Beating expectations of a dip in Net Interest Margins (NIMs), HDFC Bank has managed to hold NIMs at 4.2 per cent in the quarter ended June. This makes it the third straight quarter in which the NIMs have stood steady at 4.2 per cent.

What makes it interesting is that, the bank has maintained its NIMs despite the rise in savings bank interest rates from 3.5 to 4 per cent, a sequential fall in the proportion of low cost deposits (CASA ratio ) from 51 per cent to 49.1 per cent, a 30- 40 basis points sequential rise in the overall cost of funds and only a marginal increase of about 0.3 per cent in the Net Interest Income (NII) on a quarter on quarter basis ( Rs 2,848 crore vs Rs 2,839 crore ).

Reason

So, what has helped HDFC bank stick to its NIMs? First, it has been able to limit its exposure to high cost wholesale deposits during this period as it has raised Rs 3,650 crore of Tier-II capital in May 2011. In fact, deposits grew by only 1.2 per cent over the March quarter, whereas, advances grew by 9.7 per cent.
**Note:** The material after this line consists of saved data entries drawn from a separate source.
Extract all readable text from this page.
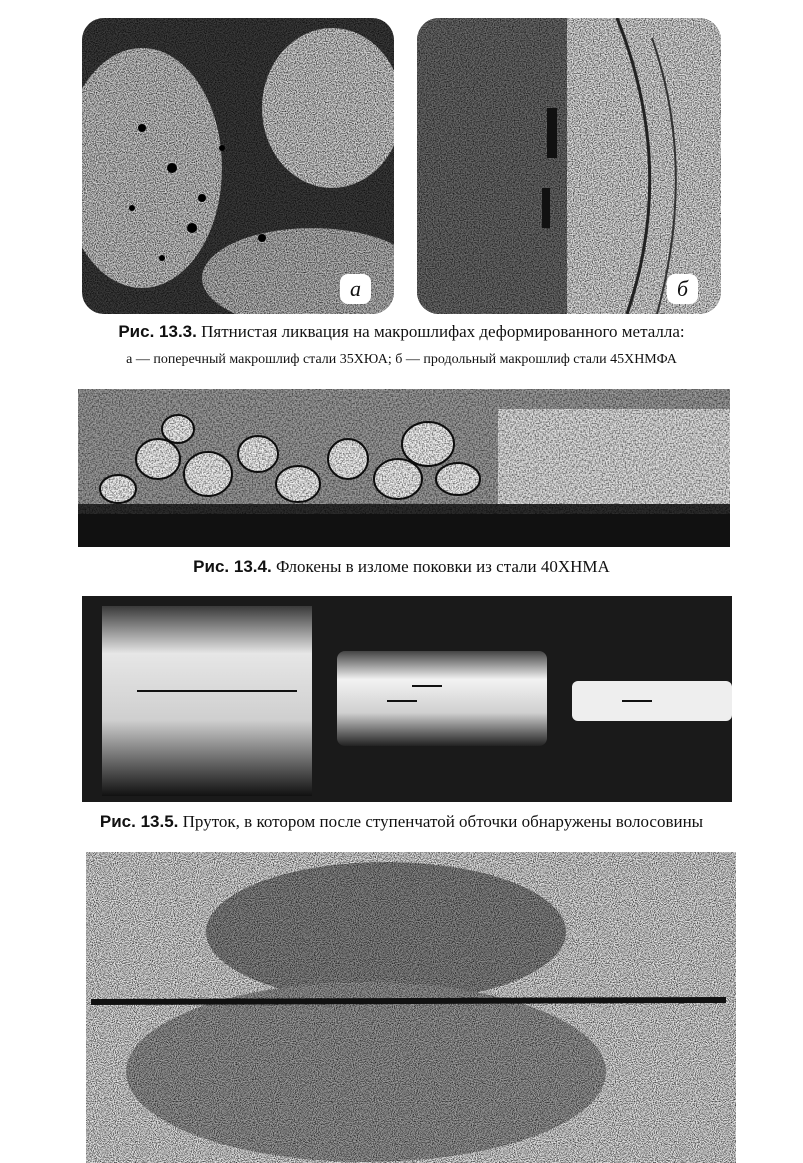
а	б
Рис. 13.3. Пятнистая ликвация на макрошлифах деформированного металла:
а — поперечный макрошлиф стали 35ХЮА; б — продольный макрошлиф стали 45ХНМФА
Рис. 13.4. Флокены в изломе поковки из стали 40ХНМА
Рис. 13.5. Пруток, в котором после ступенчатой обточки обнаружены волосовины
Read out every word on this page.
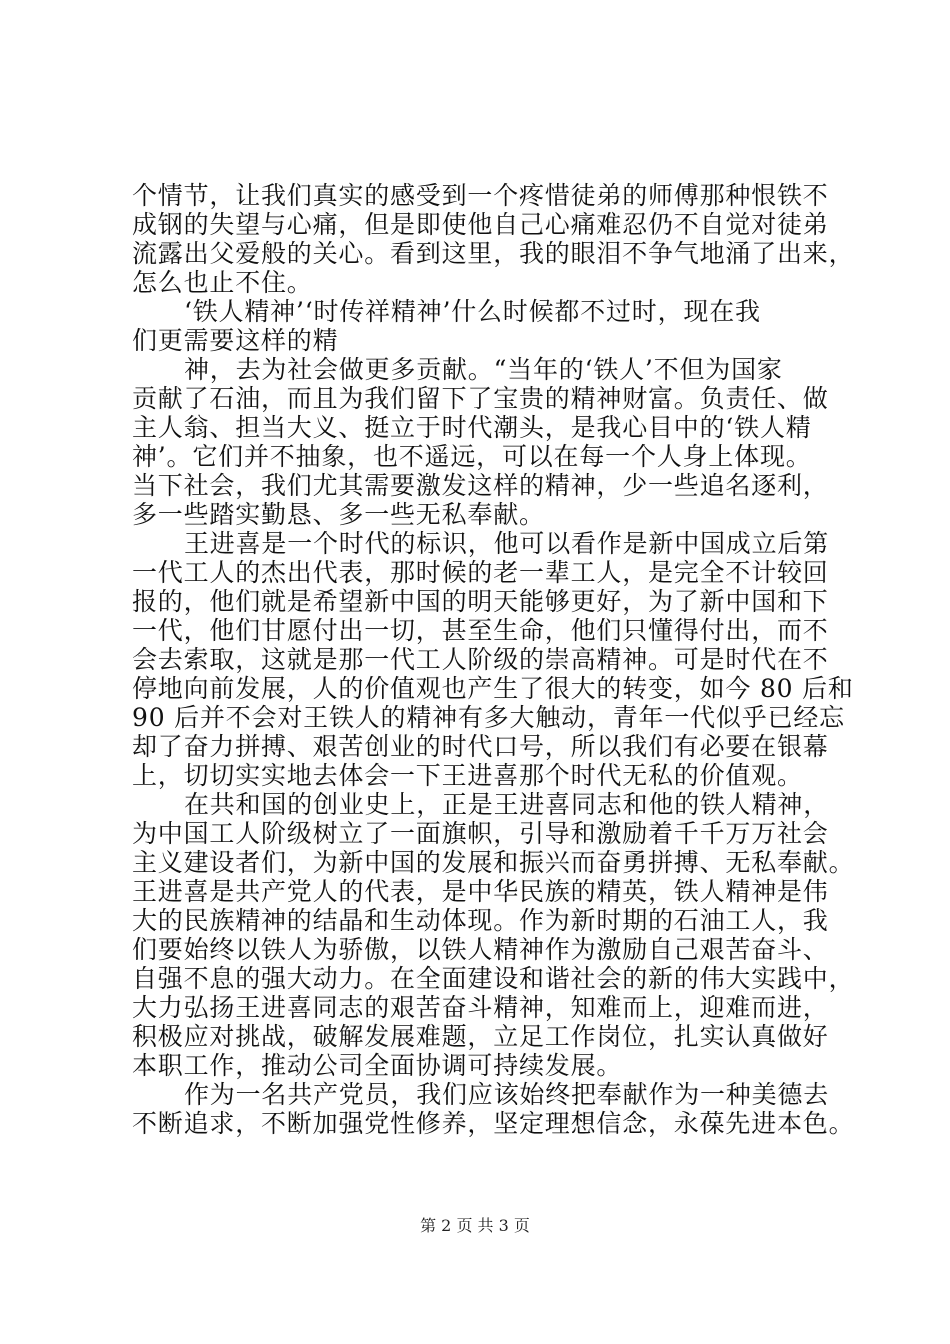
个情节，让我们真实的感受到一个疼惜徒弟的师傅那种恨铁不
成钢的失望与心痛，但是即使他自己心痛难忍仍不自觉对徒弟
流露出父爱般的关心。看到这里，我的眼泪不争气地涌了出来，
怎么也止不住。
‘铁人精神’‘时传祥精神’什么时候都不过时，现在我
们更需要这样的精
神，去为社会做更多贡献。“当年的‘铁人’不但为国家
贡献了石油，而且为我们留下了宝贵的精神财富。负责任、做
主人翁、担当大义、挺立于时代潮头，是我心目中的‘铁人精
神’。它们并不抽象，也不遥远，可以在每一个人身上体现。
当下社会，我们尤其需要激发这样的精神，少一些追名逐利，
多一些踏实勤恳、多一些无私奉献。
王进喜是一个时代的标识，他可以看作是新中国成立后第
一代工人的杰出代表，那时候的老一辈工人，是完全不计较回
报的，他们就是希望新中国的明天能够更好，为了新中国和下
一代，他们甘愿付出一切，甚至生命，他们只懂得付出，而不
会去索取，这就是那一代工人阶级的崇高精神。可是时代在不
停地向前发展，人的价值观也产生了很大的转变，如今 80 后和
90 后并不会对王铁人的精神有多大触动，青年一代似乎已经忘
却了奋力拼搏、艰苦创业的时代口号，所以我们有必要在银幕
上，切切实实地去体会一下王进喜那个时代无私的价值观。
在共和国的创业史上，正是王进喜同志和他的铁人精神，
为中国工人阶级树立了一面旗帜，引导和激励着千千万万社会
主义建设者们，为新中国的发展和振兴而奋勇拼搏、无私奉献。
王进喜是共产党人的代表，是中华民族的精英，铁人精神是伟
大的民族精神的结晶和生动体现。作为新时期的石油工人，我
们要始终以铁人为骄傲，以铁人精神作为激励自己艰苦奋斗、
自强不息的强大动力。在全面建设和谐社会的新的伟大实践中，
大力弘扬王进喜同志的艰苦奋斗精神，知难而上，迎难而进，
积极应对挑战，破解发展难题，立足工作岗位，扎实认真做好
本职工作，推动公司全面协调可持续发展。
作为一名共产党员，我们应该始终把奉献作为一种美德去
不断追求，不断加强党性修养，坚定理想信念，永葆先进本色。
第 2 页 共 3 页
Two, with a good portion of corporate lending being working capital borrowings (which typically are short-term loans), the bank has been able to re-price its corporate loan book periodically. Hence, although the cost of funds has gone up, the yield on advances too have moved up by a similar 30-40 basis points sequentially, thus keeping the margins stable. Despite the fall in the current quarter, a healthy CASA ratio at around 50 per cent has done its bit in capping the rise in cost of funds too.

Outlook

That said, the bank does not promise maintaining the margin at the same 4.2 per cent in the forthcoming quarters. Instead, the management expects it to be in the 3.9-4.3 per cent range. Besides, the bank does anticipate some more shaving off of CASA deposits, given the high fixed deposit rates prevailing currently. Going forward, the CASA ratio is expected to be between 46–50 per cent, akin to what was seen during 2008, when fixed deposit rates were at similar levels.